SCUOL-TARASP-VULPERA Eingebettet zwischen die wildzerrissenen Gipfel der « Unterengadiner Dolomiten » und die Gletscherberge der Silvrettagruppe, liegt sonnig und windgeschützt Bad Scuol-Tarasp-Vulpera. Das milde Alpenklima, das tiefe Himmelsblau und die ungemein reiche Vegetation verraten die südliche Nachbarschaft. Malerische Dörfer mit uralten, oft reich verzierten Häusern zeugen von der frühen kulturellen Blüte des Unterengadins, das seit jeher ein Zentrum der romanischen Sprache und Kultur gewesen ist. Wohl kaum ein Alpenwinkel ist von der Natur mit einer solchen Fülle heilkräftiger Quellen versehen wie gerade Scuol mit seinen jenseits des Inn gelegenen Trabanten Tarasp und Vulpera. Zwischen dem Gneis der Silvretta und dem Dolomitgestein der S-charl-Decke hat die Erosion die unteren Schichten des typischen Bündner Schiefers aufgedeckt. Durch diesen vom Druck der Alpenauffaltung zerquetschten Schiefer steigen nun die heilenden Wasser aus der Tiefe nach oben. Wo sie an die Oberfläche gelangen, sind sie reich beladen mit mineralischen Salzen und Säuren, so dass sie mühelos zwei Dutzend Quellen und dazu noch Dorfbrunnen und Viehtränken speisen können.
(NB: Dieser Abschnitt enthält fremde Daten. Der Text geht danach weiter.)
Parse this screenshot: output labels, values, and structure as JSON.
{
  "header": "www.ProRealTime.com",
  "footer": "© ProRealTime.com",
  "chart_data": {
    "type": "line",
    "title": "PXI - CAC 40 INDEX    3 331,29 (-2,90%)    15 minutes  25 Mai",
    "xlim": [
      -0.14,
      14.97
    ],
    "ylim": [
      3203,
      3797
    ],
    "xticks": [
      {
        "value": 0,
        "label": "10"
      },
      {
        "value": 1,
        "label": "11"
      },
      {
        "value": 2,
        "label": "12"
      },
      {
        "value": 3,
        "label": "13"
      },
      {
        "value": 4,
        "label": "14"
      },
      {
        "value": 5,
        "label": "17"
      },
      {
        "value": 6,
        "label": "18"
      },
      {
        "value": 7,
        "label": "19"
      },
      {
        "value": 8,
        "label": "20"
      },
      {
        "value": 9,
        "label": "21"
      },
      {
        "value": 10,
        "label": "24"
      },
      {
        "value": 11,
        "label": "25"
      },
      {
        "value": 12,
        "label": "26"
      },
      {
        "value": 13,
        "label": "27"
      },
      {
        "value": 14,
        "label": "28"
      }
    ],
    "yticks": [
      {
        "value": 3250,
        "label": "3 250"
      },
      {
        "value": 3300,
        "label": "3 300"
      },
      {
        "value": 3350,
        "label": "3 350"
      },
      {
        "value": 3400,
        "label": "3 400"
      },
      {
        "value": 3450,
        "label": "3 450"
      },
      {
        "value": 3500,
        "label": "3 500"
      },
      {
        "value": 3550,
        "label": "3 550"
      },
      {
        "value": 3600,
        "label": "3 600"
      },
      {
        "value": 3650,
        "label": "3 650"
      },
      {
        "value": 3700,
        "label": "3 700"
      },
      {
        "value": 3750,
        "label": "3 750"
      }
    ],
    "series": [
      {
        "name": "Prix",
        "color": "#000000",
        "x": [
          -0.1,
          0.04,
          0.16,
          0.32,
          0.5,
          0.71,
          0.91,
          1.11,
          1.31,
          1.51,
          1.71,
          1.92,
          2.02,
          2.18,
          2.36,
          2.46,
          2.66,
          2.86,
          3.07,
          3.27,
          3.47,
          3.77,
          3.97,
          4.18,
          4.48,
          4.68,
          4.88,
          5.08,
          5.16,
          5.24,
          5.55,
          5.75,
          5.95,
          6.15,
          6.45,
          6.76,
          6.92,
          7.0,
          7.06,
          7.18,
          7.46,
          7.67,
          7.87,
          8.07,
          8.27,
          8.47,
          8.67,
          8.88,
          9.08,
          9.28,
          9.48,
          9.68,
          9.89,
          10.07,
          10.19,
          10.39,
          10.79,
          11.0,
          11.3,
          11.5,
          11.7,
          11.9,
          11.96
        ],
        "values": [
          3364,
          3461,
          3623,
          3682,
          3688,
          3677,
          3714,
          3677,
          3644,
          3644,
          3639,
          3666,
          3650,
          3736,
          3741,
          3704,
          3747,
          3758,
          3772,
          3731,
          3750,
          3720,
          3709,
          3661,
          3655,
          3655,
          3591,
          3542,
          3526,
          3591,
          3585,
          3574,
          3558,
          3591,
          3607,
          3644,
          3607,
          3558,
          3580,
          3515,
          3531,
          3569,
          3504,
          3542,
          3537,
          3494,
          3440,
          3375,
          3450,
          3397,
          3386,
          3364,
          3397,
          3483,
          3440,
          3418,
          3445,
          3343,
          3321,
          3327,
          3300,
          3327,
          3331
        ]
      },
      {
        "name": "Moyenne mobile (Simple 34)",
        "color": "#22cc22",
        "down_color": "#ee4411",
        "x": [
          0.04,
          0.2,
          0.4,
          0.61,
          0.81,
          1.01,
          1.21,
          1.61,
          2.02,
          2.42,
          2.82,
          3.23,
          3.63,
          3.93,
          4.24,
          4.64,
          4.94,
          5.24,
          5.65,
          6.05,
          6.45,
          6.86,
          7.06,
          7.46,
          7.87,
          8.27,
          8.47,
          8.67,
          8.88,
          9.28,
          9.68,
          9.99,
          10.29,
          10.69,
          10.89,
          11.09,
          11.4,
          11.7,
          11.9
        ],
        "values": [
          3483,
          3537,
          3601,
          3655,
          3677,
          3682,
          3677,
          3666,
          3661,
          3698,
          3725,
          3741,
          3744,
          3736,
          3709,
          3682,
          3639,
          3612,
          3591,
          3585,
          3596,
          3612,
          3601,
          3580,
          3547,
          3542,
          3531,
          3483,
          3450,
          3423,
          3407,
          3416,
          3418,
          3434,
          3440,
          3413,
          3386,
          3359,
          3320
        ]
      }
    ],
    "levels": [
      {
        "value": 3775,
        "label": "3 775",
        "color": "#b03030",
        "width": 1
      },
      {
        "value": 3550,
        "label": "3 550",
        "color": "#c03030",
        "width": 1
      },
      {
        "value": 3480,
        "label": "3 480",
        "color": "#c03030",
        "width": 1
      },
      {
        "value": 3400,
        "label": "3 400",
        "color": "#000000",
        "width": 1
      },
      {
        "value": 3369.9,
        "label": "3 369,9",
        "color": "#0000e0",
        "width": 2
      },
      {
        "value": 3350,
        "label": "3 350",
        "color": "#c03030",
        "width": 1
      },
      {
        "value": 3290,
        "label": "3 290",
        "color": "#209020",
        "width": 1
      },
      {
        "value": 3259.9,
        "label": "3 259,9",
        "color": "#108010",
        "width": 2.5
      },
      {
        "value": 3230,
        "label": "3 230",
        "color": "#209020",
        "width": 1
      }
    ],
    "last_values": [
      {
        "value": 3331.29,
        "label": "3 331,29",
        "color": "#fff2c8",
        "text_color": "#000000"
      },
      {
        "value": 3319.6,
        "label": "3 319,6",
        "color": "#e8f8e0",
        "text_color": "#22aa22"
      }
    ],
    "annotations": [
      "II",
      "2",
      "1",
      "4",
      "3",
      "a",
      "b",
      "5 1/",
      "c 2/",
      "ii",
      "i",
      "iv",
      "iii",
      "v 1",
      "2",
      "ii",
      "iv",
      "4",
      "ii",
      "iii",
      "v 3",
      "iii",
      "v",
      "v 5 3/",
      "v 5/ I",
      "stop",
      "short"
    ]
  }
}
Nur die acht ergiebigsten, darunter die einzige Glaubersalzquelle des ganzen Alpenraums, sowie verschiedene mit natürlicher Kohlensäure gesättigte Eisensäuerlinge werden für Trink- und Badekuren verwendet. Das Klima dieser 1250 Meter hoch gelegenen Kurorte vereinigt die schonenden Faktoren subalpiner Regionen mit den anregenden Reizfaktoren der eigentlichen alpinen Stufe. Reichtum an Sonnenschein, Armut an Regen, grosse Lufttrockenheit und windgeschützte Lage gehören zu den Hauptcharakteri-stiken dieses Kurgebiets. In der schweizerischen Bäderstatistik liegt Bad Scuol-Tarasp-Vulpera mit über 150000 Nächtigungen pro Jahr immerhin an vierter Stelle, nach Bad Ragaz, Baden und Leukerbad. Scuol-Tarasp-Vulpera zählt jedenfalls zu den sechs Heilbädern der Schweiz, in denen dank der Anerkennung als « Heilklimati-scher Kurort » Trink- und Badekuren mit Klima-und Terrainkuren verbunden werden können. Dem entsprechen ja auch die Möglichkeiten für Wanderungen, leichte und schwere Bergtouren in der Umgebung des Badeortes. Auf der neuen, durch die Spöl-Kraftwerke gebauten Strasse ist man z.B. schnell in S-charl, dem Ausgangspunkt für grossartige Wanderungen in und am Rande des Schweizer Nationalparks. Mit der Gondelbahn schwebt man rasch hinauf zur Höhenterrasse von Motta Naluns ( 2136 m ).

Um nun diesem gesteigerten und in den nächsten Jahren sicherlich noch anwachsenden Bedarf gerecht zu werden, hat sich die Direktion des « Engadiner Hofes » - nach der Wiedereröffnung des « Belvedere », eines der grossen Häuser am Platze — entschlossen, den bisher bestehenden Hotelkomplex mit Trink- und Badehäusern zu einem supermordernen Kur- und Ferienzentrum umzubauen.

Frischer Wind im alpinen Heilgarten Graubündens!